En effet dans ces communes à majorité francophone mais situées en Flandre, la région néerlandophone, les élus locaux devaient voter une motion en trois points, exigeant la nomination définitive des maires sanctionnés par l’autorité régionale flamande parce qu’ils avaient envoyés des convocations électorales en français aux communales de 2006. La motion réclamait aussi le rattachement de ces communes à la Région Bruxelloise et revendiquait le droit de s’exprimer en français au Conseil communal.

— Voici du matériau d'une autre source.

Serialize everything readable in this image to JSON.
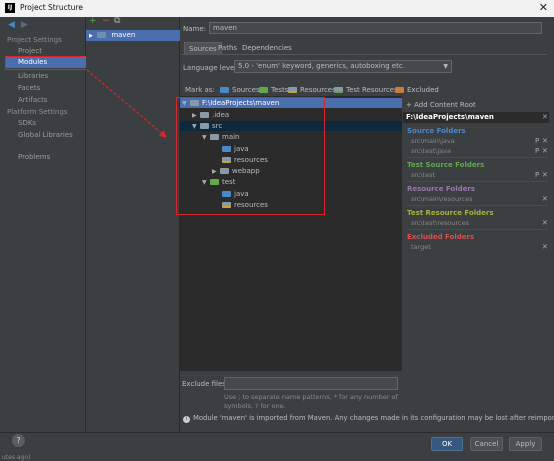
{
  "window": {
    "title": "Project Structure",
    "close_glyph": "✕"
  },
  "nav": {
    "back": "◀",
    "forward": "▶"
  },
  "left": {
    "project_settings": "Project Settings",
    "project": "Project",
    "modules": "Modules",
    "libraries": "Libraries",
    "facets": "Facets",
    "artifacts": "Artifacts",
    "platform_settings": "Platform Settings",
    "sdks": "SDKs",
    "global_libraries": "Global Libraries",
    "problems": "Problems"
  },
  "middle": {
    "add": "+",
    "remove": "−",
    "copy": "⧉",
    "module_name": "maven"
  },
  "name": {
    "label": "Name:",
    "value": "maven"
  },
  "tabs": [
    "Sources",
    "Paths",
    "Dependencies"
  ],
  "language": {
    "label": "Language level:",
    "value": "5.0 - 'enum' keyword, generics, autoboxing etc."
  },
  "mark": {
    "label": "Mark as:",
    "sources": "Sources",
    "tests": "Tests",
    "resources": "Resources",
    "test_resources": "Test Resources",
    "excluded": "Excluded"
  },
  "tree": {
    "root": "F:\\IdeaProjects\\maven",
    "idea": ".idea",
    "src": "src",
    "main": "main",
    "java": "java",
    "resources": "resources",
    "webapp": "webapp",
    "test": "test",
    "test_java": "java",
    "test_resources": "resources"
  },
  "content": {
    "add_root": "+ Add Content Root",
    "root_path": "F:\\IdeaProjects\\maven",
    "source_folders": "Source Folders",
    "sf1": "src\\main\\java",
    "sf2": "src\\test\\java",
    "test_source_folders": "Test Source Folders",
    "tsf1": "src\\test",
    "resource_folders": "Resource Folders",
    "rf1": "src\\main\\resources",
    "test_resource_folders": "Test Resource Folders",
    "trf1": "src\\test\\resources",
    "excluded_folders": "Excluded Folders",
    "ef1": "target"
  },
  "excludes": {
    "label": "Exclude files:",
    "hint": "Use ; to separate name patterns, * for any number of symbols, ? for one."
  },
  "info": "Module 'maven' is imported from Maven. Any changes made in its configuration may be lost after reimporting.",
  "buttons": {
    "ok": "OK",
    "cancel": "Cancel",
    "apply": "Apply",
    "help": "?"
  },
  "status": "utes ago)",
  "colors": {
    "accent": "#4b6eaf",
    "source": "#4a88c7",
    "test": "#62a94a",
    "resource": "#9876aa",
    "test_resource": "#a8b03a",
    "excluded": "#d75050",
    "highlight": "#d9262c"
  }
}
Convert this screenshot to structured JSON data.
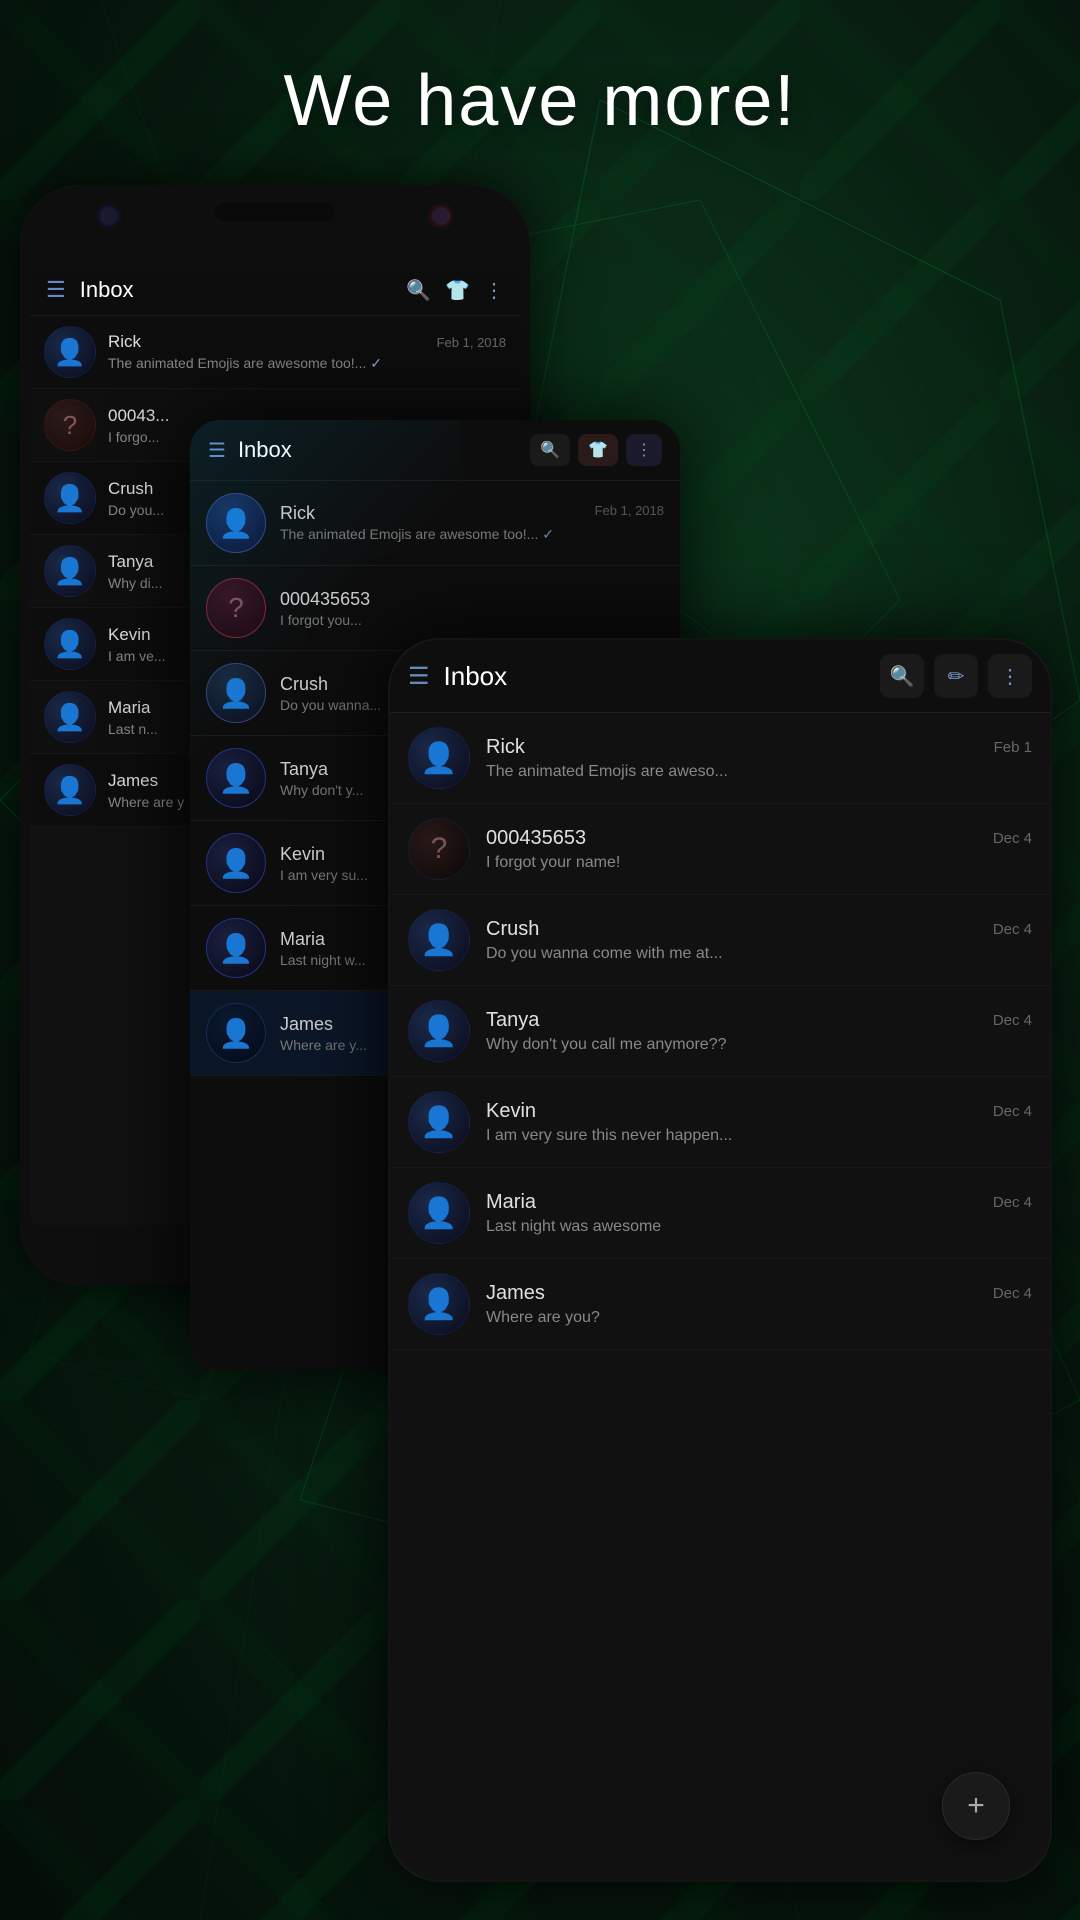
{
  "page": {
    "title": "We have more!"
  },
  "back_phone": {
    "inbox_title": "Inbox",
    "messages": [
      {
        "name": "Rick",
        "preview": "The animated Emojis are awesome too!...",
        "date": "Feb 1, 2018",
        "has_check": true,
        "avatar_type": "person"
      },
      {
        "name": "00043...",
        "preview": "I forgo...",
        "date": "",
        "avatar_type": "unknown"
      },
      {
        "name": "Crush",
        "preview": "Do you...",
        "date": "",
        "avatar_type": "person"
      },
      {
        "name": "Tanya",
        "preview": "Why di...",
        "date": "",
        "avatar_type": "person"
      },
      {
        "name": "Kevin",
        "preview": "I am ve...",
        "date": "",
        "avatar_type": "person"
      },
      {
        "name": "Maria",
        "preview": "Last n...",
        "date": "",
        "avatar_type": "person"
      },
      {
        "name": "James",
        "preview": "Where are y",
        "date": "",
        "avatar_type": "person"
      }
    ]
  },
  "mid_phone": {
    "inbox_title": "Inbox",
    "messages": [
      {
        "name": "Rick",
        "preview": "The animated Emojis are awesome too!...",
        "date": "Feb 1, 2018",
        "has_check": true,
        "avatar_type": "rick"
      },
      {
        "name": "000435653",
        "preview": "I forgot you...",
        "date": "",
        "avatar_type": "unknown-mid"
      },
      {
        "name": "Crush",
        "preview": "Do you wanna...",
        "date": "",
        "avatar_type": "crush"
      },
      {
        "name": "Tanya",
        "preview": "Why don't y...",
        "date": "",
        "avatar_type": "person"
      },
      {
        "name": "Kevin",
        "preview": "I am very su...",
        "date": "",
        "avatar_type": "person"
      },
      {
        "name": "Maria",
        "preview": "Last night w...",
        "date": "",
        "avatar_type": "person"
      },
      {
        "name": "James",
        "preview": "Where are y...",
        "date": "",
        "avatar_type": "james",
        "highlighted": true
      }
    ]
  },
  "front_phone": {
    "inbox_title": "Inbox",
    "messages": [
      {
        "name": "Rick",
        "preview": "The animated Emojis are aweso...",
        "date": "Feb 1",
        "avatar_type": "person"
      },
      {
        "name": "000435653",
        "preview": "I forgot your name!",
        "date": "Dec 4",
        "avatar_type": "unknown"
      },
      {
        "name": "Crush",
        "preview": "Do you wanna come with me at...",
        "date": "Dec 4",
        "avatar_type": "person"
      },
      {
        "name": "Tanya",
        "preview": "Why don't you call me anymore??",
        "date": "Dec 4",
        "avatar_type": "person"
      },
      {
        "name": "Kevin",
        "preview": "I am very sure this never happen...",
        "date": "Dec 4",
        "avatar_type": "person"
      },
      {
        "name": "Maria",
        "preview": "Last night was awesome",
        "date": "Dec 4",
        "avatar_type": "person"
      },
      {
        "name": "James",
        "preview": "Where are you?",
        "date": "Dec 4",
        "avatar_type": "person"
      }
    ],
    "fab_icon": "+"
  },
  "icons": {
    "menu": "☰",
    "search": "🔍",
    "more": "⋮",
    "shirt": "👕",
    "person": "👤",
    "edit": "✏",
    "plus": "+"
  }
}
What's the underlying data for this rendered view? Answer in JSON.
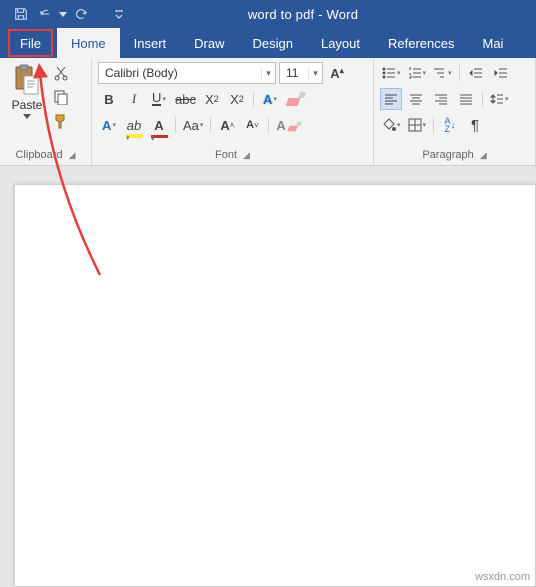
{
  "titlebar": {
    "document_title": "word to pdf  -  Word"
  },
  "tabs": {
    "file": "File",
    "home": "Home",
    "insert": "Insert",
    "draw": "Draw",
    "design": "Design",
    "layout": "Layout",
    "references": "References",
    "mailings": "Mai"
  },
  "clipboard": {
    "paste_label": "Paste",
    "group_label": "Clipboard"
  },
  "font": {
    "group_label": "Font",
    "font_name": "Calibri (Body)",
    "font_size": "11",
    "bold": "B",
    "italic": "I",
    "underline": "U",
    "strike": "abc",
    "sub_base": "X",
    "sub_s": "2",
    "sup_base": "X",
    "sup_s": "2",
    "letter_A": "A",
    "change_case": "Aa",
    "clear_a": "A",
    "hl_mark": "ab"
  },
  "paragraph": {
    "group_label": "Paragraph",
    "sort_a": "A",
    "sort_z": "Z",
    "pilcrow": "¶"
  },
  "watermark": "wsxdn.com"
}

Lorsqu’un des conseillers municipaux commence à lire en français la première de ces exigences, il est interrompu par l’eurodéputé et président du Vlaams Belang, Frank Van Heck, sous prétexte qu’il faut respecter la loi qui consacre seulement l’usage du néerlandais.

Le néerlandais est la seule langue officielle au nord en Flandre, en Wallonie c’est le français, on parle l’allemand dans les cantons de l’est. Seule Bruxelles est bilingue. Mais dans les six communes de la périphérie flamande de Bruxelles une exception est faite. Souvent ont y parle les deux langues. Ces communes disposent du statut dit “de communes à facilités”, leurs habitants ont le droit de s’adresser à leur administration en français. Ces facilités sont inscrites dans la constitution, bétonnées, sans limite dans le temps, selon le directeur général du CRISP, Vincent de Correbyter, mais pour certains, elles ne sont que temporaires: “Il y a cette interprétation du coté flamand selon laquelle la philosophie du statut, c’est permettre aux francophones en Flandre, et vice-versa, de s’adapter le temps d’une génération, pour pouvoir faire disparaitre ensuite le régime des facilités.”

De plus en plus nombreux dans la périphérie flamande de Bruxelles, les francophones sont pressés par les autorités flamandes de se mettre au néerlandais. Leur sort est l’une des grandes questions sur lesquelles butent les partis qui négocient depuis le 10 juin la formation d’un nouveau gouvernement en Belgique.